Managing Markets for Health: Products and Providers

This is part two of our series on Managing Markets for Health. 

Shipra Pandey is the program manager for the National Health Mission in the state of Uttar Pradesh, India. As she reflects on the markets framework introduced yesterday, she wonders whether she will think through the six domains of the framework next time she prepares the program implementation plan for her state. She gets talking to Andrew Mutawa, from the Ministry of Health in Kenya. He is excited to explore the possible public sector strategies that can be used to manage healthcare products and services markets in his county.

With expectations flying high among the participants, we moved into the second and third days of the Managing Markets for Health course. On day two, we took an in depth look at Sweden and Tanzania. We compared the strategies each country used to manage markets in supply chains. Before 2006, the public sector in Sweden not only manufactured medications but also managed drug wholesale and retail distribution. In Tanzania, the drug supply chain was organized as a mixed market. A large, unregulated, private market managed the wholesale and distribution of drugs alongside government provision of medicine. Tanzania introduced a reform to bring greater regulation into how the private sector provided drugs to the people.

The approach in Tanzania is an example of regulation. In Sweden, the government moved toward deregulation, or “reregulation,” as the process was dubbed to cast it in a more positive light. In this case, the drug market in Sweden shifted from one that was entirely controlled by the public sector to one that included the private sector.

Both Sweden and Tanzania aimed to ensure greater access to drugs, and to improve the quality of drugs available. Yet the strategies adopted by the two countries were different. According to Prashant Yadav, an expert on supply chains from the University of Michigan, both country governments moved from an exclusive government regime to an inclusive regime. Both countries took notice of the existing role or the potential role of the private players in the retail pharmacy market. The two nations used policy levers appropriate to their contexts to maneuver each market so that drugs became more accessible and more affordable.

Dominic Montagu, from the University of California, San Francisco, introduced contestability and measurability, two more concepts that policymakers can use to understand markets and gauge the potential of policy to influence these markets. A highly contestable market is one with low barriers to entry and few sunken or exit costs. A market with high contestability will likely have a greater number of players.

World Bank expert Mirja Sjoblom analyzes case studies with a participant from Ethiopia.
Analyzing case studies from the course.

In the context of the course, measurability refers to the ease and extent to which one can measure the outputs from a product or service. Policymakers can use these two concepts – contestability and measurability – to understand competition in a given market, and the degree to which that competition can be regulated. These tools help guide policymakers as they explore strategies and policy levers to steer the market toward a chosen healthcare goal.

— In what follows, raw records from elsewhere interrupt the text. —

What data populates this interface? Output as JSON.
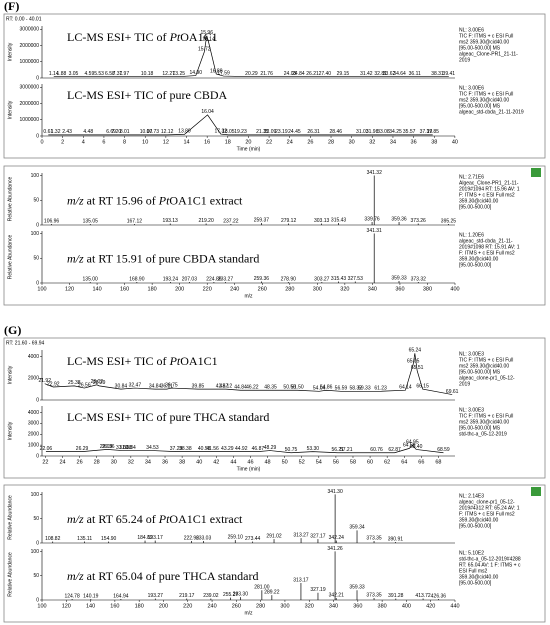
{
  "chart_data": [
    {
      "type": "line",
      "panel": "(F)",
      "header": "RT: 0.00 - 40.01",
      "xlabel": "Time (min)",
      "ylabel": "Intensity",
      "xlim": [
        0,
        40.01
      ],
      "xticks": [
        0,
        2,
        4,
        6,
        8,
        10,
        12,
        14,
        16,
        18,
        20,
        22,
        24,
        26,
        28,
        30,
        32,
        34,
        36,
        38,
        40
      ],
      "series": [
        {
          "title": [
            "LC-MS ESI+ TIC of ",
            "Pt",
            "OA1C1"
          ],
          "title_italic": [
            false,
            true,
            false
          ],
          "color": "#000000",
          "info": [
            "NL: 3.00E6",
            "TIC F: ITMS + c ESI Full",
            "ms2 359.30@cid40.00",
            "[95.00-500.00] MS",
            "algeac_Clone-PR1_21-11-",
            "2019"
          ],
          "ylim": [
            0,
            3200000
          ],
          "yticks": [
            0,
            1000000,
            2000000,
            3000000
          ],
          "x": [
            1.14,
            1.88,
            3.05,
            4.59,
            5.53,
            6.58,
            7.31,
            7.97,
            10.18,
            12.27,
            13.25,
            14.9,
            15.72,
            15.96,
            16.14,
            16.88,
            17.59,
            20.29,
            21.76,
            24.03,
            24.84,
            26.21,
            27.4,
            29.15,
            31.42,
            32.81,
            33.62,
            34.64,
            36.11,
            38.31,
            39.41
          ],
          "x_labels": [
            "1.14",
            "1.88",
            "3.05",
            "4.59",
            "5.53",
            "6.58",
            "7.31",
            "7.97",
            "10.18",
            "12.27",
            "13.25",
            "14.90",
            "15.72",
            "15.96",
            "16.14",
            "16.88",
            "17.59",
            "20.29",
            "21.76",
            "24.03",
            "24.84",
            "26.21",
            "27.40",
            "29.15",
            "31.42",
            "32.81",
            "33.62",
            "34.64",
            "36.11",
            "38.31",
            "39.41"
          ],
          "values": [
            90000,
            80000,
            80000,
            80000,
            80000,
            80000,
            80000,
            80000,
            80000,
            80000,
            80000,
            150000,
            1600000,
            2600000,
            2200000,
            250000,
            120000,
            80000,
            80000,
            80000,
            80000,
            80000,
            80000,
            80000,
            80000,
            80000,
            80000,
            80000,
            80000,
            80000,
            80000
          ]
        },
        {
          "title": [
            "LC-MS ESI+ TIC of pure CBDA"
          ],
          "title_italic": [
            false
          ],
          "color": "#000000",
          "info": [
            "NL: 3.00E6",
            "TIC F: ITMS + c ESI Full",
            "ms2 359.30@cid40.00",
            "[95.00-500.00] MS",
            "algeac_std-cbda_21-11-2019"
          ],
          "ylim": [
            0,
            3200000
          ],
          "yticks": [
            0,
            1000000,
            2000000,
            3000000
          ],
          "x": [
            0.61,
            1.32,
            2.43,
            4.48,
            6.69,
            7.2,
            8.01,
            10.07,
            10.73,
            12.12,
            13.8,
            16.04,
            17.32,
            18.05,
            19.23,
            21.35,
            22.09,
            23.19,
            24.45,
            26.31,
            28.46,
            31.03,
            31.98,
            33.08,
            34.25,
            35.57,
            37.19,
            37.85
          ],
          "x_labels": [
            "0.61",
            "1.32",
            "2.43",
            "4.48",
            "6.69",
            "7.20",
            "8.01",
            "10.07",
            "10.73",
            "12.12",
            "13.80",
            "16.04",
            "17.32",
            "18.05",
            "19.23",
            "21.35",
            "22.09",
            "23.19",
            "24.45",
            "26.31",
            "28.46",
            "31.03",
            "31.98",
            "33.08",
            "34.25",
            "35.57",
            "37.19",
            "37.85"
          ],
          "values": [
            70000,
            70000,
            70000,
            70000,
            70000,
            70000,
            70000,
            70000,
            70000,
            70000,
            100000,
            1300000,
            120000,
            70000,
            70000,
            70000,
            70000,
            70000,
            70000,
            70000,
            70000,
            70000,
            70000,
            70000,
            70000,
            70000,
            70000,
            70000
          ]
        }
      ]
    },
    {
      "type": "stem",
      "xlabel": "m/z",
      "ylabel": "Relative Abundance",
      "xlim": [
        100,
        400
      ],
      "xticks": [
        100,
        120,
        140,
        160,
        180,
        200,
        220,
        240,
        260,
        280,
        300,
        320,
        340,
        360,
        380,
        400
      ],
      "series": [
        {
          "title": [
            "m/z",
            " at RT 15.96 of ",
            "Pt",
            "OA1C1 extract"
          ],
          "title_italic": [
            true,
            false,
            true,
            false
          ],
          "color": "#000000",
          "info": [
            "NL: 2.71E6",
            "Algeac_Clone-PR1_21-11-",
            "2019#1094 RT: 15.96 AV: 1",
            "F: ITMS + c ESI Full ms2",
            "359.30@cid40.00",
            "[95.00-500.00]"
          ],
          "ylim": [
            0,
            105
          ],
          "yticks": [
            0,
            50,
            100
          ],
          "x": [
            106.96,
            135.05,
            167.12,
            193.13,
            219.2,
            237.22,
            259.37,
            279.12,
            303.13,
            315.43,
            339.76,
            341.32,
            359.36,
            373.26,
            395.25
          ],
          "x_labels": [
            "106.96",
            "135.05",
            "167.12",
            "193.13",
            "219.20",
            "237.22",
            "259.37",
            "279.12",
            "303.13",
            "315.43",
            "339.76",
            "341.32",
            "359.36",
            "373.26",
            "395.25"
          ],
          "values": [
            2,
            2,
            2,
            3,
            3,
            2,
            4,
            3,
            3,
            4,
            6,
            100,
            6,
            3,
            2
          ]
        },
        {
          "title": [
            "m/z",
            " at RT 15.91 of pure CBDA standard"
          ],
          "title_italic": [
            true,
            false
          ],
          "color": "#000000",
          "info": [
            "NL: 1.20E6",
            "algeac_std-cbda_21-11-",
            "2019#1098 RT: 15.91 AV: 1",
            "F: ITMS + c ESI Full ms2",
            "359.30@cid40.00",
            "[95.00-500.00]"
          ],
          "ylim": [
            0,
            105
          ],
          "yticks": [
            0,
            50,
            100
          ],
          "x": [
            135.0,
            168.9,
            193.24,
            207.03,
            224.86,
            233.27,
            259.36,
            278.9,
            303.27,
            315.43,
            327.53,
            341.31,
            359.33,
            373.32
          ],
          "x_labels": [
            "135.00",
            "168.90",
            "193.24",
            "207.03",
            "224.86",
            "233.27",
            "259.36",
            "278.90",
            "303.27",
            "315.43",
            "327.53",
            "341.31",
            "359.33",
            "373.32"
          ],
          "values": [
            2,
            2,
            2,
            2,
            2,
            2,
            3,
            2,
            2,
            3,
            3,
            100,
            4,
            2
          ]
        }
      ]
    },
    {
      "type": "line",
      "panel": "(G)",
      "header": "RT: 21.60 - 69.94",
      "xlabel": "Time (min)",
      "ylabel": "Intensity",
      "xlim": [
        21.6,
        69.94
      ],
      "xticks": [
        22,
        24,
        26,
        28,
        30,
        32,
        34,
        36,
        38,
        40,
        42,
        44,
        46,
        48,
        50,
        52,
        54,
        56,
        58,
        60,
        62,
        64,
        66,
        68
      ],
      "series": [
        {
          "title": [
            "LC-MS ESI+ TIC of ",
            "Pt",
            "OA1C1"
          ],
          "title_italic": [
            false,
            true,
            false
          ],
          "color": "#000000",
          "info": [
            "NL: 3.00E3",
            "TIC F: ITMS + c ESI Full",
            "ms2 359.30@cid40.00",
            "[95.00-500.00] MS",
            "algeac_clone-pr1_05-12-",
            "2019"
          ],
          "ylim": [
            0,
            4600
          ],
          "yticks": [
            0,
            2000,
            4000
          ],
          "x": [
            21.92,
            22.92,
            25.38,
            26.56,
            28.02,
            28.29,
            30.84,
            32.47,
            34.84,
            36.21,
            36.75,
            39.85,
            42.67,
            43.12,
            44.84,
            46.22,
            48.35,
            50.59,
            51.5,
            54.04,
            54.86,
            56.59,
            58.32,
            59.33,
            61.23,
            64.14,
            65.05,
            65.24,
            65.51,
            66.15,
            69.61
          ],
          "x_labels": [
            "21.92",
            "22.92",
            "25.38",
            "26.56",
            "28.02",
            "28.29",
            "30.84",
            "32.47",
            "34.84",
            "36.21",
            "36.75",
            "39.85",
            "42.67",
            "43.12",
            "44.84",
            "46.22",
            "48.35",
            "50.59",
            "51.50",
            "54.04",
            "54.86",
            "56.59",
            "58.32",
            "59.33",
            "61.23",
            "64.14",
            "65.05",
            "65.24",
            "65.51",
            "66.15",
            "69.61"
          ],
          "values": [
            1500,
            1200,
            1300,
            1100,
            1400,
            1300,
            1000,
            1100,
            1000,
            1000,
            1100,
            1000,
            1000,
            1000,
            900,
            900,
            900,
            900,
            900,
            800,
            900,
            800,
            800,
            800,
            800,
            900,
            3300,
            4300,
            2700,
            1000,
            500
          ]
        },
        {
          "title": [
            "LC-MS ESI+ TIC of pure THCA standard"
          ],
          "title_italic": [
            false
          ],
          "color": "#000000",
          "info": [
            "NL: 3.00E3",
            "TIC F: ITMS + c ESI Full",
            "ms2 359.30@cid40.00",
            "[95.00-500.00] MS",
            "std-thc-a_05-12-2019"
          ],
          "ylim": [
            0,
            4600
          ],
          "yticks": [
            0,
            1000,
            2000,
            3000,
            4000
          ],
          "x": [
            22.06,
            26.29,
            29.09,
            29.36,
            31.0,
            31.38,
            31.84,
            34.53,
            37.29,
            38.38,
            40.58,
            41.56,
            43.29,
            44.92,
            46.87,
            48.29,
            50.75,
            53.3,
            56.21,
            57.21,
            60.76,
            62.87,
            64.59,
            64.95,
            65.4,
            68.59
          ],
          "x_labels": [
            "22.06",
            "26.29",
            "29.09",
            "29.36",
            "31.00",
            "31.38",
            "31.84",
            "34.53",
            "37.29",
            "38.38",
            "40.58",
            "41.56",
            "43.29",
            "44.92",
            "46.87",
            "48.29",
            "50.75",
            "53.30",
            "56.21",
            "57.21",
            "60.76",
            "62.87",
            "64.59",
            "64.95",
            "65.40",
            "68.59"
          ],
          "values": [
            400,
            400,
            600,
            600,
            500,
            500,
            500,
            500,
            400,
            400,
            400,
            400,
            400,
            400,
            400,
            500,
            300,
            400,
            300,
            300,
            300,
            300,
            700,
            1000,
            600,
            300
          ]
        }
      ]
    },
    {
      "type": "stem",
      "xlabel": "m/z",
      "ylabel": "Relative Abundance",
      "xlim": [
        100,
        440
      ],
      "xticks": [
        100,
        120,
        140,
        160,
        180,
        200,
        220,
        240,
        260,
        280,
        300,
        320,
        340,
        360,
        380,
        400,
        420,
        440
      ],
      "series": [
        {
          "title": [
            "m/z",
            " at RT 65.24 of ",
            "Pt",
            "OA1C1 extract"
          ],
          "title_italic": [
            true,
            false,
            true,
            false
          ],
          "color": "#000000",
          "info": [
            "NL: 2.14E3",
            "algeac_clone-pr1_05-12-",
            "2019#4312 RT: 65.24 AV: 1",
            "F: ITMS + c ESI Full ms2",
            "359.30@cid40.00",
            "[95.00-500.00]"
          ],
          "ylim": [
            0,
            105
          ],
          "yticks": [
            0,
            50,
            100
          ],
          "x": [
            108.82,
            135.11,
            154.9,
            184.82,
            193.17,
            222.96,
            233.03,
            259.1,
            273.44,
            291.02,
            313.27,
            327.17,
            341.3,
            342.24,
            359.34,
            373.35,
            390.91
          ],
          "x_labels": [
            "108.82",
            "135.11",
            "154.90",
            "184.82",
            "193.17",
            "222.96",
            "233.03",
            "259.10",
            "273.44",
            "291.02",
            "313.27",
            "327.17",
            "341.30",
            "342.24",
            "359.34",
            "373.35",
            "390.91"
          ],
          "values": [
            3,
            3,
            3,
            5,
            5,
            4,
            4,
            6,
            3,
            8,
            10,
            8,
            100,
            5,
            26,
            4,
            2
          ]
        },
        {
          "title": [
            "m/z",
            " at RT 65.04 of pure THCA standard"
          ],
          "title_italic": [
            true,
            false
          ],
          "color": "#000000",
          "info": [
            "NL: 5.10E2",
            "std-thc-a_05-12-2019#4288",
            "RT: 65.04 AV: 1 F: ITMS + c",
            "ESI Full ms2",
            "359.30@cid40.00",
            "[95.00-500.00]"
          ],
          "ylim": [
            0,
            105
          ],
          "yticks": [
            0,
            50,
            100
          ],
          "x": [
            124.78,
            140.19,
            164.94,
            193.27,
            219.17,
            239.02,
            255.27,
            263.3,
            281.0,
            289.22,
            313.17,
            327.19,
            341.26,
            342.21,
            359.33,
            373.35,
            391.28,
            413.72,
            426.36
          ],
          "x_labels": [
            "124.78",
            "140.19",
            "164.94",
            "193.27",
            "219.17",
            "239.02",
            "255.27",
            "263.30",
            "281.00",
            "289.22",
            "313.17",
            "327.19",
            "341.26",
            "342.21",
            "359.33",
            "373.35",
            "391.28",
            "413.72",
            "426.36"
          ],
          "values": [
            2,
            2,
            2,
            3,
            3,
            3,
            5,
            6,
            20,
            10,
            35,
            15,
            100,
            4,
            20,
            4,
            3,
            3,
            2
          ]
        }
      ]
    }
  ]
}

The third day of the course addressed how to manage healthcare service delivery markets, including primary, specialist, and tertiary level care. The delivery of primary care is relatively less complex and less resource intensive than tertiary care service delivery, explained World Bank expert Mirja Sjoblom. The market for primary care services has low barriers to entry, so it is considered a highly contestable market for providers. The primary care market is considered to have low or medium measurability because estimating the quality of interactions between physician and patient objectively can be fairly difficult.

To look at primary care through the lens of contestability and measurability helps to explain why poorly regulated primary care markets in developing countries often feature diverse primary care providers, little accountability among public sector providers, an unregulated private sector, and questionable quality of care. Lack of systems to collect and use data makes it even more difficult to improve these markets.

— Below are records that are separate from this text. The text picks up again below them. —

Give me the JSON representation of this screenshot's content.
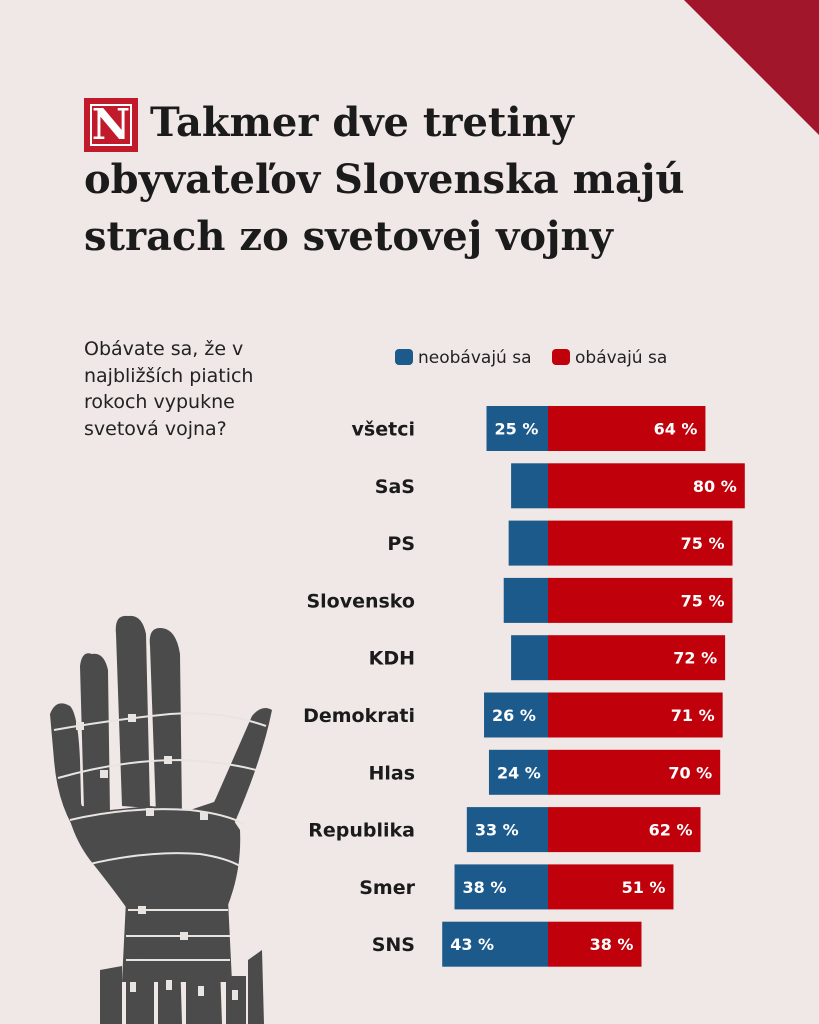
{
  "title": "Takmer dve tretiny obyvateľov Slovenska majú strach zo svetovej vojny",
  "logo_letter": "N",
  "question": "Obávate sa, že v najbližších piatich rokoch vypukne svetová vojna?",
  "colors": {
    "background": "#efe8e6",
    "accent": "#a2162b",
    "not_afraid": "#1c5a8c",
    "afraid": "#c0000b"
  },
  "illustration": "raised-hand-barbed-wire",
  "chart_data": {
    "type": "bar",
    "orientation": "horizontal-diverging",
    "title": "Obávate sa, že v najbližších piatich rokoch vypukne svetová vojna?",
    "categories": [
      "všetci",
      "SaS",
      "PS",
      "Slovensko",
      "KDH",
      "Demokrati",
      "Hlas",
      "Republika",
      "Smer",
      "SNS"
    ],
    "series": [
      {
        "name": "neobávajú sa",
        "color": "#1c5a8c",
        "values": [
          25,
          15,
          16,
          18,
          15,
          26,
          24,
          33,
          38,
          43
        ],
        "labels": [
          "25 %",
          "",
          "",
          "",
          "",
          "26 %",
          "24 %",
          "33 %",
          "38 %",
          "43 %"
        ]
      },
      {
        "name": "obávajú sa",
        "color": "#c0000b",
        "values": [
          64,
          80,
          75,
          75,
          72,
          71,
          70,
          62,
          51,
          38
        ],
        "labels": [
          "64 %",
          "80 %",
          "75 %",
          "75 %",
          "72 %",
          "71 %",
          "70 %",
          "62 %",
          "51 %",
          "38 %"
        ]
      }
    ],
    "unit": "%",
    "legend_position": "top"
  }
}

Mark Hellowell, from the University of Edinburgh, explained that specialist and hospital service markets are more difficult to maneuver than primary care markets, due to low contestability and even lower measurability. The experience of Organization for Economic Co-operation and Development (OECD) countries handling subsectors of the healthcare market can be represented by this graphic:

Prashanthi

Increased structure in complex tertiary care and specialist markets has often yielded better control, improved adherence to standards, and more equal access. Governments can use policy levers, such as entry contracts, to structure these markets. Many Indian states have attempted to contract out select hospital services and public private partnerships to manage entire hospitals. The sophisticated nature of these markets requires that we invest more in building the capacity of the public sector to gauge healthcare challenges, define healthcare goals more clearly, identify whether private sector participation can contribute to a given health goal, and ultimately engage the private sector more effectively, where necessary.

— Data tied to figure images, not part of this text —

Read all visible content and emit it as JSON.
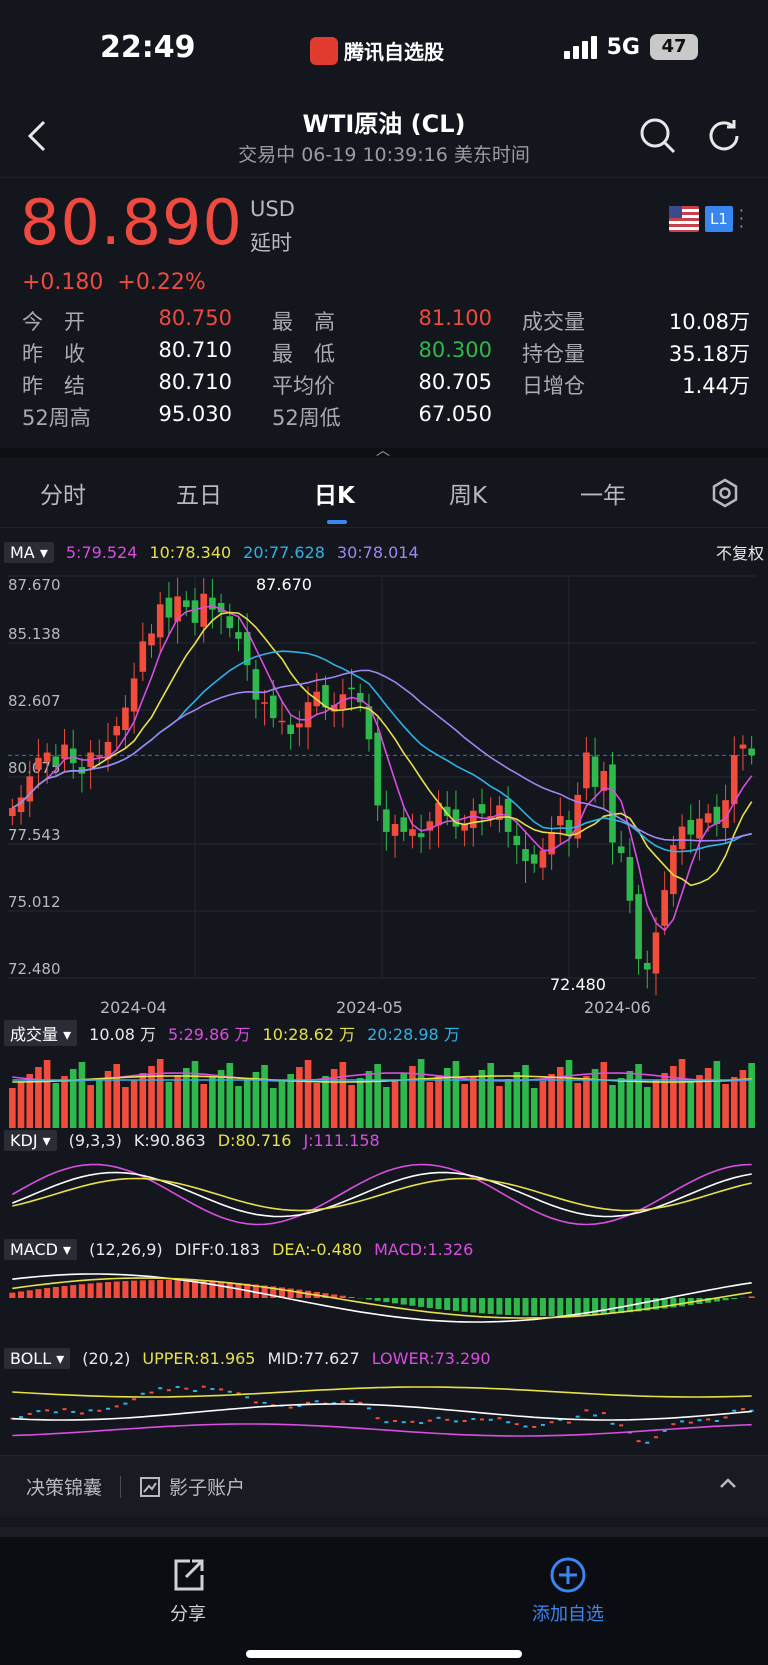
{
  "status_bar": {
    "time": "22:49",
    "app_name": "腾讯自选股",
    "network": "5G",
    "battery": "47"
  },
  "header": {
    "title": "WTI原油 (CL)",
    "subtitle": "交易中   06-19 10:39:16 美东时间"
  },
  "quote": {
    "price": "80.890",
    "currency": "USD",
    "delay": "延时",
    "change": "+0.180",
    "change_pct": "+0.22%",
    "market_badge": "L1",
    "stats": [
      [
        {
          "label": "今　开",
          "value": "80.750",
          "color": "red"
        },
        {
          "label": "最　高",
          "value": "81.100",
          "color": "red"
        },
        {
          "label": "成交量",
          "value": "10.08万",
          "color": "white"
        }
      ],
      [
        {
          "label": "昨　收",
          "value": "80.710",
          "color": "white"
        },
        {
          "label": "最　低",
          "value": "80.300",
          "color": "green"
        },
        {
          "label": "持仓量",
          "value": "35.18万",
          "color": "white"
        }
      ],
      [
        {
          "label": "昨　结",
          "value": "80.710",
          "color": "white"
        },
        {
          "label": "平均价",
          "value": "80.705",
          "color": "white"
        },
        {
          "label": "日增仓",
          "value": "1.44万",
          "color": "white"
        }
      ],
      [
        {
          "label": "52周高",
          "value": "95.030",
          "color": "white"
        },
        {
          "label": "52周低",
          "value": "67.050",
          "color": "white"
        }
      ]
    ]
  },
  "tabs": [
    "分时",
    "五日",
    "日K",
    "周K",
    "一年"
  ],
  "active_tab": "日K",
  "indicators": {
    "ma": {
      "name": "MA",
      "ma5": "5:79.524",
      "ma10": "10:78.340",
      "ma20": "20:77.628",
      "ma30": "30:78.014",
      "adjust": "不复权"
    },
    "vol": {
      "name": "成交量",
      "total": "10.08 万",
      "v5": "5:29.86 万",
      "v10": "10:28.62 万",
      "v20": "20:28.98 万"
    },
    "kdj": {
      "name": "KDJ",
      "params": "(9,3,3)",
      "k": "K:90.863",
      "d": "D:80.716",
      "j": "J:111.158"
    },
    "macd": {
      "name": "MACD",
      "params": "(12,26,9)",
      "diff": "DIFF:0.183",
      "dea": "DEA:-0.480",
      "macd": "MACD:1.326"
    },
    "boll": {
      "name": "BOLL",
      "params": "(20,2)",
      "upper": "UPPER:81.965",
      "mid": "MID:77.627",
      "lower": "LOWER:73.290"
    }
  },
  "chart_data": {
    "type": "candlestick",
    "y_ticks": [
      "87.670",
      "85.138",
      "82.607",
      "80.075",
      "77.543",
      "75.012",
      "72.480"
    ],
    "x_ticks": [
      "2024-04",
      "2024-05",
      "2024-06"
    ],
    "high_label": "87.670",
    "low_label": "72.480",
    "close": [
      78.9,
      79.3,
      80.1,
      80.8,
      81.0,
      80.5,
      81.3,
      80.6,
      80.2,
      81.0,
      80.9,
      81.4,
      82.0,
      82.7,
      83.8,
      85.2,
      85.5,
      86.6,
      86.1,
      86.9,
      86.5,
      85.9,
      87.0,
      86.4,
      86.3,
      85.7,
      85.3,
      84.3,
      83.0,
      82.9,
      82.3,
      82.2,
      81.7,
      82.1,
      82.9,
      83.3,
      82.7,
      82.8,
      83.2,
      83.4,
      82.9,
      81.5,
      79.0,
      78.0,
      78.3,
      78.0,
      78.1,
      77.8,
      78.4,
      79.1,
      78.6,
      78.2,
      78.3,
      78.8,
      78.7,
      78.6,
      79.0,
      78.0,
      77.5,
      76.9,
      76.8,
      77.3,
      78.0,
      78.6,
      77.9,
      79.4,
      81.0,
      79.7,
      80.3,
      77.6,
      77.2,
      75.4,
      73.2,
      72.8,
      74.2,
      75.8,
      77.5,
      78.2,
      77.9,
      78.5,
      78.7,
      78.3,
      79.2,
      80.9,
      81.3,
      80.9
    ],
    "volume_unit": "万",
    "volume_total": 10.08
  },
  "bottom": {
    "strategy": "决策锦囊",
    "shadow": "影子账户"
  },
  "actions": {
    "share": "分享",
    "add": "添加自选"
  }
}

The participants in the course shared some of the current policy reforms being implemented in their respective regional contexts. Throughout the course of discussion, many of the participants kept returning the same question: Which is the right kind of public private partnership for a particular subsector of the health system? After much deliberation, the group agreed that there is no magic formula or best mode of public private partnership that will provide assured results. Each healthcare challenge in each geographical and social context will have its own unique solution. Of course, applying the market forces template is a great way to approach the problem solving process.